In the action plan on the one hand numerous existing measures are once again summarised, things we have already been able to do for some time, but evidently have not done. Arrest recruiters, take away passports, use the criminal law to prosecute those who sow hatred. On the other hand measure are announced of which it is unclear whether they are necessary and effective.

Is it true that the government wants to deprive people of their citizenship without due process of law? Is the government of the opinion that this will contribute to a safer and more social Netherlands, or will it have precisely the opposite effect? Why are we going to collect all of the flight data on all citizens?  By doing so you won’t catch any terrorists, but undermine our privacy and the rule of law.

By imposing draconian measures which affect all citizens – such as the travel register – or with constitutionally dubious proposals (such as removing someone’s citizenship without their having been convicted of a criminal offence), the government is displaying its lack of power and attempting to cover up the fact that for all of this time it has done far too little to address these problems.

I think it’s great that the government will now give more space to the police and the Public Prosecutor to tackle the Jihadists. But the fact that the government wants to throw sand in our eyes doesn’t help, as they did yesterday when they allowed it to be leaked that twenty million less than planned would be cut from the latter’s budget. This leaves a structural spending cut of 114 million, eighty million for next year. Can the minister confirm these figures? How is the Public Prosecutor supposed to create more space with 114 million less? What other tasks will they then have to neglect? Or is this all just fine words, without deeds?

How does the government square this approach to radicalisation with the mess in the youth service, where friend and foe can see that soon still more young people will fall between a rock and a hard place? Can you explain this?

The government has sent Parliament a list of proposals without any analysis, without giving any views. Nothing about the causes of radicalisation, nothing about poor integration or growing segregation. Why not? Will we receive such, and if so when?   Nothing either on the question of why some Dutch people hate their own country so profoundly and why they decide to go to Syria or Iraq on an uncertain adventure.  On how it has come about that some people are susceptible to brute force and to such a bestial ideology. Is the government prepared to look more closely into this?

There are many mosques which support our fight against ISIS terror, as is shown by our joint declaration, in which churches, trade unions, mosques and many others speak out against extremism and in favour of mutual solidarity. But there are unfortunately also mosques financed from Qatar, a breeding ground for this terror. Is the government prepared to make this financing visible and to bring forward proposals to stop this?

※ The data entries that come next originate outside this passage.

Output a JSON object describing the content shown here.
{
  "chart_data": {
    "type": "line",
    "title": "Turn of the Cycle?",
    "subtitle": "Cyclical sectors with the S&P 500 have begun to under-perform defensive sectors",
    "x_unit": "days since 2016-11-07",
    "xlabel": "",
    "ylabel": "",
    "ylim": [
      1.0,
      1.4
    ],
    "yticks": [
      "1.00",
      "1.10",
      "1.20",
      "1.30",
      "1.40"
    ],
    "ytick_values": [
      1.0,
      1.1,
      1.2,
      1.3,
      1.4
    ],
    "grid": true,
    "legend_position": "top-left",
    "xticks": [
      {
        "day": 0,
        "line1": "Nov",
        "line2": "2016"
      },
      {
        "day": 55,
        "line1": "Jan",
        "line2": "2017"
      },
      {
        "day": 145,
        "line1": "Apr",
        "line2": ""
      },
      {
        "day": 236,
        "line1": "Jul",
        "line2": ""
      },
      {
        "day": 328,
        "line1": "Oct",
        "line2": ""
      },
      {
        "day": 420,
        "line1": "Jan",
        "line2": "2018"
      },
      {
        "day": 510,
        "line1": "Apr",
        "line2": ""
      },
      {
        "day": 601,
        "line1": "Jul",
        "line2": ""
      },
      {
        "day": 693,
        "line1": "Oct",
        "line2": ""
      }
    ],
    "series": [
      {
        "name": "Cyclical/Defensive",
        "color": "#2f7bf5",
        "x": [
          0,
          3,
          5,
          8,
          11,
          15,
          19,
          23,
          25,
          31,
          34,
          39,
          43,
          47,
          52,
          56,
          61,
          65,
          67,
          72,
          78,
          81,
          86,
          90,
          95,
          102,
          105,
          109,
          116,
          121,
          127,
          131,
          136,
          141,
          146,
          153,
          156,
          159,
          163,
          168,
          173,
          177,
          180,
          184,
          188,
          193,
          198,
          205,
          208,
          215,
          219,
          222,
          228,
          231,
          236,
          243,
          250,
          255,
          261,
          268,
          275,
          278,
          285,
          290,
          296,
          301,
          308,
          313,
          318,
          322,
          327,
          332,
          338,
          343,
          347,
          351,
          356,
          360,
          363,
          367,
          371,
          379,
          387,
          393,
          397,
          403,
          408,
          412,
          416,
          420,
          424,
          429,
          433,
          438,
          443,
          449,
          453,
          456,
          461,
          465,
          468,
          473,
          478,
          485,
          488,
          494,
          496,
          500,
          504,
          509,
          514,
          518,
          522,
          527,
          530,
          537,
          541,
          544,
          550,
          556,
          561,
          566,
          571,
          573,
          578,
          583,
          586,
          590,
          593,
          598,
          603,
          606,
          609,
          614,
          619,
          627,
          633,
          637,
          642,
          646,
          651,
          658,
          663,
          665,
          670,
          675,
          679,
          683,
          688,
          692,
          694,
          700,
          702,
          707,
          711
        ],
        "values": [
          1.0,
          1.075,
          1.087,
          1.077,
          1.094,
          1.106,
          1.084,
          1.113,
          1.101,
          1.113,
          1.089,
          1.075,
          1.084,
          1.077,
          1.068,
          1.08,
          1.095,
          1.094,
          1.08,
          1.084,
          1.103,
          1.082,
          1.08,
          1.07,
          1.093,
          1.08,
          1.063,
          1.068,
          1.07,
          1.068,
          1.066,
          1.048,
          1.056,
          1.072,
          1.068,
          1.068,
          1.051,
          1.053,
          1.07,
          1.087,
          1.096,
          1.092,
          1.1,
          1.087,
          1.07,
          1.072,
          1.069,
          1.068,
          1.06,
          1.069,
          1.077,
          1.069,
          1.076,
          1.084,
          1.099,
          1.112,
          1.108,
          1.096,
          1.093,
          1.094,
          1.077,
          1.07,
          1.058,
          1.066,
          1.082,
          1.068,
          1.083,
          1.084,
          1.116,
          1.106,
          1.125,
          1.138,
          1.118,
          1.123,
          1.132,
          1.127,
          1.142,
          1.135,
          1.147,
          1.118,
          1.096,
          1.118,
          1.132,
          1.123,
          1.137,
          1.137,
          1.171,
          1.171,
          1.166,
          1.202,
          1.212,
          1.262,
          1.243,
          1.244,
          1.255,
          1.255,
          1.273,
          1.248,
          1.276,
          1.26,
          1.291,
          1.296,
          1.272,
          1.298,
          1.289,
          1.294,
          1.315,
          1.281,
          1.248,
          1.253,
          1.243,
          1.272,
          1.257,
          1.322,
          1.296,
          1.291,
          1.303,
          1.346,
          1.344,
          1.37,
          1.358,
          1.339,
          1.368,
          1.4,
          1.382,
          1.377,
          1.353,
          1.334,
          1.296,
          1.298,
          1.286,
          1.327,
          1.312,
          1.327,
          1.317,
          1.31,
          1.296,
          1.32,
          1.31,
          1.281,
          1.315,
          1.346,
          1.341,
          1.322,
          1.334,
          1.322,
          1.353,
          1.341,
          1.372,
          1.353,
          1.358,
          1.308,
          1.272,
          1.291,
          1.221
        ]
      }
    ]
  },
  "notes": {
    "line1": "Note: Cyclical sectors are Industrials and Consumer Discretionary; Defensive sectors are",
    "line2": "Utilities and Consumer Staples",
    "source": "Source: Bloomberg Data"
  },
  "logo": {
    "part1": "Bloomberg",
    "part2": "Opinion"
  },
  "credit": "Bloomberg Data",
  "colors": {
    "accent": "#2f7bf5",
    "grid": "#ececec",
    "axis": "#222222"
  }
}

Some people have crossed the point of no return, if they have gone to fight for ISIS and have been trained for the Jihad. These people remain when they come back an explosive danger. Fortunately most young people who sympathise with ISIS have not yet gone that far.

The government had a plan against radicalisation from which it can be seen that we could already be doing so much. The government must show that they are indeed doing that. But can the government also explain what this raging fire means for the integration policy?

When will we see the government’s plans to prevent further segregation in some neighbourhoods and further isolation of some young people?

We must be tough on extremism but not without looking at its causes and doing something about its breeding grounds.  
Extremism will always exist, but the question is how much of a chance you give it to propagate.
At the same time we must strengthen solidarity and mutual sympathy between different population groups. Here and internationally.

You don’t after all fight hate with hate, just as you cannot protect the important values of an open and free society by destroying these same values and our rule of law.